Why ESPN Fears Are Hurting Disney
Shares of Walt Disney Company (NYSE: DIS) sold off in the after-hours session on Tuesday, despite the company's strong earnings report.
The House of Mouse reported a first quarter EPS of $1.63 and sales of $15.24 billion, both ahead of the street's estimate of $1.45 EPS and $14.74 billion respectively.
But that didn't stop investors from fleeing the issue, apparently over questions surrounding sports cable behemoth ESPN.
Long considered one of Disney's greatest cash cows, ESPN has found itself on the precipice of what some have characterized as a TV rights bubble.
In an effort to squash newfound competition, from the likes of Twenty-First Century Fox, Inc's (NASDAQ: FOX) Fox Sports 1 and others, ESPN has splurged in recent years on expensive TV rights deals. This includes paying $15.2 billion for Monday Night Football, $5.6 billion for Major League Baseball, and a new $24 billion deal with the NBA that starts next season.
Throw in the rapidly changing TV subscription model, and all of a sudden ESPN has found itself with growing costs and shrinking growth forecasts.

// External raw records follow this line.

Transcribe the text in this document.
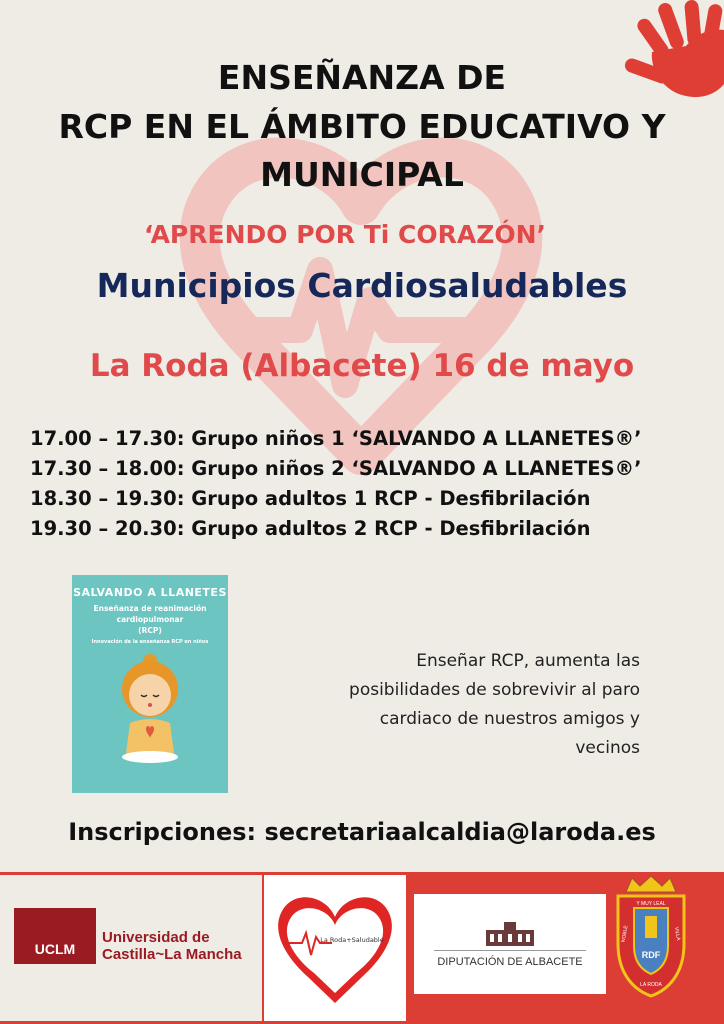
ENSEÑANZA DE
RCP EN EL ÁMBITO EDUCATIVO Y
MUNICIPAL
‘APRENDO POR Ti CORAZÓN’
Municipios Cardiosaludables
La Roda (Albacete) 16 de mayo
17.00 – 17.30: Grupo niños 1 ‘SALVANDO A LLANETES®’
17.30 – 18.00: Grupo niños 2 ‘SALVANDO A LLANETES®’
18.30 – 19.30: Grupo adultos 1 RCP - Desfibrilación
19.30 – 20.30: Grupo adultos 2 RCP - Desfibrilación
SALVANDO A LLANETES
Enseñanza de reanimación
cardiopulmonar
(RCP)
Innovación de la enseñanza RCP en niños
Enseñar RCP, aumenta las
posibilidades de sobrevivir al paro
cardiaco de nuestros amigos y
vecinos
Inscripciones: secretariaalcaldia@laroda.es
UCLM
Universidad de
Castilla~La Mancha
La Roda+Saludable
DIPUTACIÓN DE ALBACETE
RDF
Y MUY LEAL
LA RODA
NOBLE	VILLA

But keeping things in perspective, Disney is still an incredibly diverse company. With properties that include Marvel Entertainment and Lucasfilm Ltd., Disney has the assets to weather a potential storm at one of its assets.
After flirting briefly with the $96 level, Disney shares dipped all the way to $85.68, it's lowest since October 2014, before rebounding back to $90.